Aus den Entscheidungsgründen:

Die Klägerin hat Anspruch auf Erstattung der Mietwagenkosten in Höhe von 1.255,20 € zzgl. der Kosten für Haftungsreduzierung, Zusatzfahrer, Zustellen und Abholen für die Dauer vom 01.10. bis 22.10.2007 (21 Tage) .

Die von der Klägerin berechneten Kosten stellen in dieser Höhe den nach § 249 Satz 2 BGB erforderlichen Herstellungsaufwand dar. Beurteilungsmaßstab ist zunächst der Schwacke-Automietpreis-Spiegel nebst Nebenkostentabelle, hier Stand 2006, da die Anmietung 2007 erfolgte (BGH DAR OS, 438; OLG Düseldorf, NJW-RR 2001, 132). Es sind keine Anhaltspunkte dafür ersichtlich, dass die im Mietpreisspiegel 2006 enthaltenen Preisveränderungen etwa auf ein unredliches Verhalten der befragten Mietwagenunternehmen zurückgingen und sich nicht an der tatsächlichen Marktentwicklung orientierten (LG Bonn NZV 07, 362). Der von der Beklagten vorgelegte Fraunhofer Marktpreisspiegel Mietwagen Deutschland 2008 erscheint demgegenüber als Schätzgrundlage weniger geeignet, da er auf den Preisen für 2008 beruht, während die Anmietung hier im Oktober 2007 erfolgte, und der Preisspiegel bei der Aufteilung der PLZ-Gebiete weniger differenziert als der Schwacke-Mietpreis-Spiegel, der bis zur 3. Ziffer des jeweiligen PLZ-Gebietes aufgeteilt ist.

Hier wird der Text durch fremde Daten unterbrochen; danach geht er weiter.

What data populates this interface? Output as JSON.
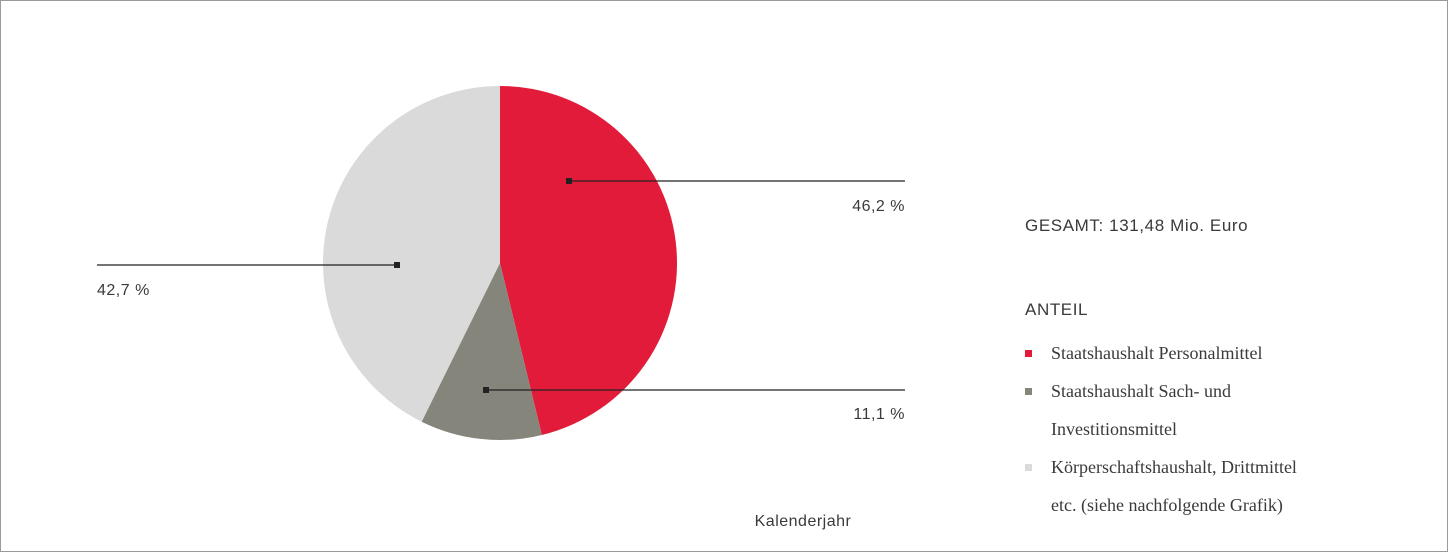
{
  "chart_data": {
    "type": "pie",
    "categories": [
      "Staatshaushalt Personalmittel",
      "Staatshaushalt Sach- und Investitionsmittel",
      "Körperschaftshaushalt, Drittmittel etc. (siehe nachfolgende Grafik)"
    ],
    "values": [
      46.2,
      11.1,
      42.7
    ],
    "value_labels": [
      "46,2 %",
      "11,1 %",
      "42,7 %"
    ],
    "colors": [
      "#e31b3a",
      "#85857b",
      "#d9dad9"
    ],
    "total": "GESAMT: 131,48 Mio. Euro",
    "legend_title": "ANTEIL",
    "note": "Kalenderjahr"
  }
}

Auf den sich danach ergebenden Normal-Grundtarif ist sodann zur Erfassung der erhöhten Kosten bei der Vermietung von Unfallersatzwagen (z.B. Vorfinanzierung, das Risiko eines Ausfalls mit der Ersatzforderung wegen falscher Bewertung der Anteile am Unfallgeschehen durch den Kunden oder das Mietwagenunternehmen, Vorhaltung eines Notdienstes u. a.) ein Aufschlag von 25 % zu machen (LG Bonn a.a.O.).

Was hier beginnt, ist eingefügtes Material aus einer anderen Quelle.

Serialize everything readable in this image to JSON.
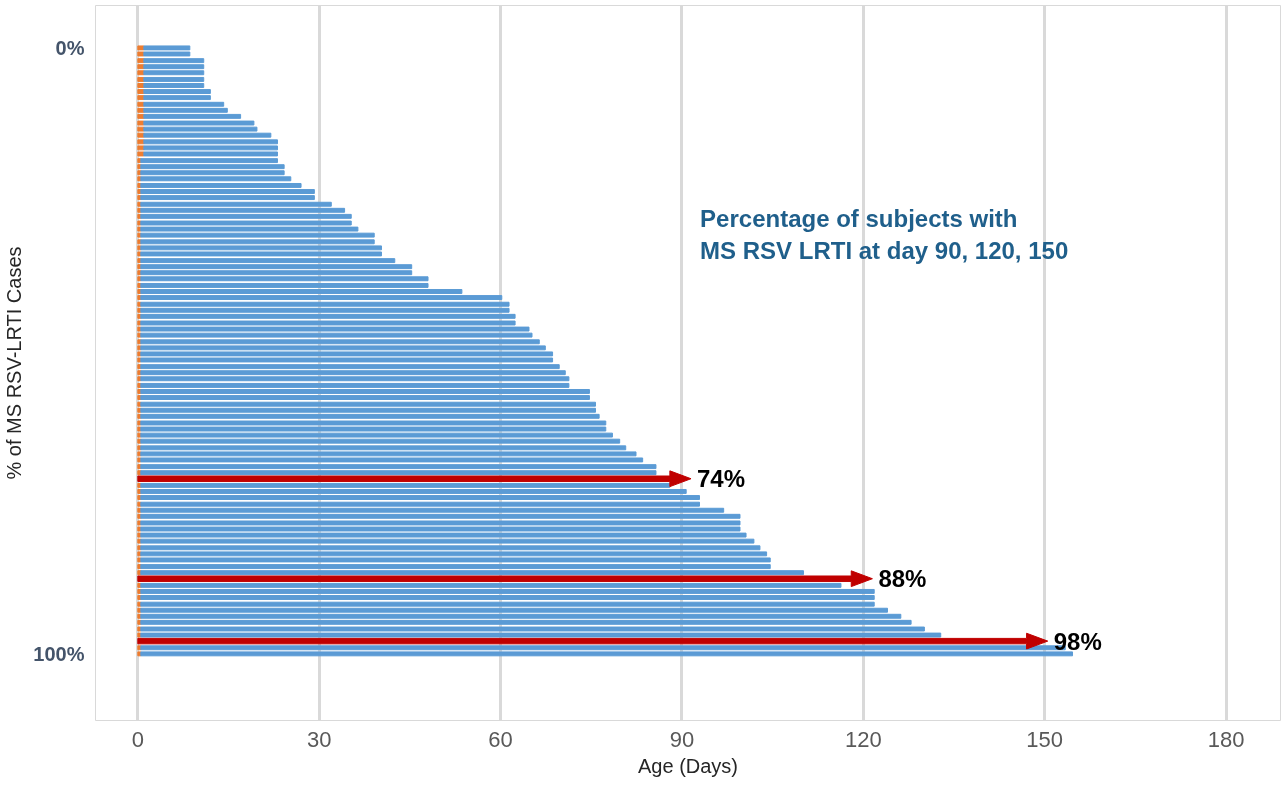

Danach ergibt sich für das Postleitzahlgebiet 538 und eine Mietdauer von 14 Tagen für ein Fahrzeug der Gruppe 1 ein erforderlicher Mietaufwand nach Normaltarif in Höhe von 2163,44 €. Der Aufwand errechnet sich aus der Addition von drei Wochentarifen, jeweils unter Zugrundelegung des gewichtigen Mittelpreises (Modus), wie folgt: 

  • Grundpreis Wochentarif 365,21 € x 3        = 1.095,53 €
  • 25 % Aufschlag                                                 273,91 €
  • gesamt                                                                                  1.339,44 €
  • Haftungsbegrenzung  108,00 € x 3                                          324,00 €
  • Zusatzfahrer (21 Tage á 20,00 €)                                              420,00 €
  • Zustellung/Abholung (2 x 25,00 €)                                            50,00 €
  • Summe (brutto)                                                                      2.163,44 €

Damit lag der Preis der Klägerin mit 2.148,74 € noch unter dem betriebswirtschaftlich gerechtfertigten Preis.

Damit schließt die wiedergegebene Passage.